Toujours en 2020, la commission d'enquête sénatoriale regrettait le retard pris par l'État concédant et, compte-tenu de l'approche de l'expiration des premières concessions historiques, insistait-elle aussi sur l'urgence à établir « une doctrine précisant les critères techniques du bon état dans lequel doivent être restitués les biens de retour ». À cette époque, la DGITM indiquait n'être qu'en phase d'élaboration d'une stratégie et d'un plan d'action en la matière.
Alors que l'ART estimait nécessaire que la doctrine de « bon état » des biens de retour soit fixée au plus tard dix ans avant l'expiration des contrats, ce délai n'a d'ores et déjà pas été tenu pour les concessions arrivant à échéances dans la première moitié de la décennie 2030. L'autorité avait notamment rappelé la nécessité de tenir ces délais dans son avis du 26 juillet 2022 sur le treizième avenant au contrat de la société SAPN72(*) : « l'autorité estime que la définition du bon état en fin de concession devrait être stabilisée au minimum 3 ans avant la fixation du programme d'entretien et de renouvellement des 5 dernières années de concession, qui intervient 7 ans avant l'expiration du contrat, soit au moins 10 ans avant l'échéance des contrats ; en effet, compte tenu de l'importance et de la complexité du patrimoine autoroutier concédé historique, des temps d'étude et de passation des marchés de travaux, mais également de la nécessité de lisser les travaux sur plusieurs années pour éviter des contraintes opérationnelles excessives sur le réseau, au détriment des usagers, il est impératif de disposer d'une période relativement longue pour planifier correctement les opérations de renouvellement ».

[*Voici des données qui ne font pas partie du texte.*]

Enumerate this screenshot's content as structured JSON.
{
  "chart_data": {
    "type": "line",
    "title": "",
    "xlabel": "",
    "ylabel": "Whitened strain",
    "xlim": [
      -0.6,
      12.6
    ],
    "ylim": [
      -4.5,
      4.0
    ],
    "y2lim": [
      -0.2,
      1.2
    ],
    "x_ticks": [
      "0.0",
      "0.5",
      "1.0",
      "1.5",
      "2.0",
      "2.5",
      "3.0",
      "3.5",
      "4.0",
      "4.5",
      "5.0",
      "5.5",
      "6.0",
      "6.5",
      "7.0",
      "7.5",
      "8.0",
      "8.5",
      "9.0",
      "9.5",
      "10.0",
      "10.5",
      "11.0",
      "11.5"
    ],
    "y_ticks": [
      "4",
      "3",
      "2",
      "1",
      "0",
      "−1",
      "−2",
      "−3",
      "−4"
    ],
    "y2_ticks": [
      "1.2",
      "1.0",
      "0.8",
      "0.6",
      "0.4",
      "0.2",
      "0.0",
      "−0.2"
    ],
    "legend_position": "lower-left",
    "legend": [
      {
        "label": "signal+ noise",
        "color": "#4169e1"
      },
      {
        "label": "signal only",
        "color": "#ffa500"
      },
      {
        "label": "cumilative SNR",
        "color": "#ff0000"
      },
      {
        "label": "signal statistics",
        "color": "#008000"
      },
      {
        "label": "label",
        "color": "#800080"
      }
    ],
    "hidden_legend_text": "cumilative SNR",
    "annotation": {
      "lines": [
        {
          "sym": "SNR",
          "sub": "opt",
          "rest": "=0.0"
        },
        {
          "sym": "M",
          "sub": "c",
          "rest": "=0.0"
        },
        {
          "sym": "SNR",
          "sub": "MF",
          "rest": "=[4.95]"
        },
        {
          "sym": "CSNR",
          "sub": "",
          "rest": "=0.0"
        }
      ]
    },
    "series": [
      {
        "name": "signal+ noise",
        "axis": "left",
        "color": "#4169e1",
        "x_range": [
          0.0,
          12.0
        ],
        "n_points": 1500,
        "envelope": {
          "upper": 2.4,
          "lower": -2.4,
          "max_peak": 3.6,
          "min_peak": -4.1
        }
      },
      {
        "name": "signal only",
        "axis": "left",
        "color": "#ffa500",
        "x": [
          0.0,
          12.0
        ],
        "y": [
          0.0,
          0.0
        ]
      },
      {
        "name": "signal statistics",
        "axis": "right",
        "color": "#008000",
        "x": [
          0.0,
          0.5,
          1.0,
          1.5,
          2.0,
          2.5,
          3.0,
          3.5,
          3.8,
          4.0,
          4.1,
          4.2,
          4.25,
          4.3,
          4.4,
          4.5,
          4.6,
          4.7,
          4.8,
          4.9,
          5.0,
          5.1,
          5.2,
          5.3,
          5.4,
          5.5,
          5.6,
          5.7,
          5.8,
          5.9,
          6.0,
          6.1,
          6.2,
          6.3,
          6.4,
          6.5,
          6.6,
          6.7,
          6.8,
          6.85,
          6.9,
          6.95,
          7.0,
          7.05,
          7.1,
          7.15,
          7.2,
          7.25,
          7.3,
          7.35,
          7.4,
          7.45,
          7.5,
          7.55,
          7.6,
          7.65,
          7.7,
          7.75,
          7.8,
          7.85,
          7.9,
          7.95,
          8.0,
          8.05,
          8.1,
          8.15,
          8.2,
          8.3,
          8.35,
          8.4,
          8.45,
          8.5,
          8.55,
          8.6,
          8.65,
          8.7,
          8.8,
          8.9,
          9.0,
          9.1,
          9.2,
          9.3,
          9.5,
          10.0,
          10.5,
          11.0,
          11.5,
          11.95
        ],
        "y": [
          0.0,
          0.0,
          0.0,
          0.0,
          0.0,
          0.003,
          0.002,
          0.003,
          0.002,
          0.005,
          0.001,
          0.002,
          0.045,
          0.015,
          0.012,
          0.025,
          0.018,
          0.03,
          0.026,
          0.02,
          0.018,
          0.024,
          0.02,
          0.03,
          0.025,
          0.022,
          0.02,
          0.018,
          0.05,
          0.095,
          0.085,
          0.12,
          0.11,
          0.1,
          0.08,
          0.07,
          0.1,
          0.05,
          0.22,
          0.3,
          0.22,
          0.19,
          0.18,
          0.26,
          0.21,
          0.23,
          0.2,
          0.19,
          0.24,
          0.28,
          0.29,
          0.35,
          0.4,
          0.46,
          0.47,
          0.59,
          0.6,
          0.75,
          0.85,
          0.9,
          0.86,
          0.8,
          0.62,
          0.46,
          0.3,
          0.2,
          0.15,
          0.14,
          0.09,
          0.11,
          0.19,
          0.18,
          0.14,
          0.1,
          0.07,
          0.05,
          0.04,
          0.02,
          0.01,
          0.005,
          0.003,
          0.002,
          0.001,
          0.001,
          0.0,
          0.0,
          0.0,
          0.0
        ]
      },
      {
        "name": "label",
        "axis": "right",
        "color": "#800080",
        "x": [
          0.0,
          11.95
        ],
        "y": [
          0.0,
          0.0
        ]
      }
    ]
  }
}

La restitution « en bon état » des biens de retours constitue ainsi l'enjeu principal des procédures relatives à la fin des concessions historiques. Sur ce sujet tellement crucial, faute de précision apportée dans les contrats et à en raison du retard accumulé, le rapporteur regrette que l'État se soit retrouvé de son fait presque dos au mur, pressé par les délais nécessaires aux procédures relative à la fin de concessions. La définition de la notion de « bon état » des biens de retours des concessions historiques aurait due être anticipée.
Aujourd'hui, dans ces conditions, comme le souligne aussi l'ART, il constate que la pression du calendrier fait peser le risque de la définition d'une doctrine insuffisamment protectrice des intérêts de l'État actionnaire et, par voie de conséquence, du patrimoine public que constitue les infrastructures autoroutières.
* 66 Rapport d'activité 2022 de l'ART, juin 2023.
* 67 Rapport sur l'économie des concessions autoroutières, 1ère édition, ART, novembre 2020.
* 68 Rapport sur l'économie des concessions autoroutières, 1ère édition.
* 69 Rapport sur l'économie des concessions autoroutières, 1ère édition.
* 70 Rapport sur l'économie des concessions autoroutières, 1ère édition.
* 71 Rapport d'activité 2022 de l'ART, juin 2023.
* 72 Avis n° 2022-055 du 26 juillet 2022 relatif au projet de treizième avenant à la convention passée entre l'État et la société SAPN pour la concession de la construction, de l'entretien et de l'exploitation d'autoroutes, approuvée par décret du 3 mai 1995, et au cahier des charges annexé à cette convention.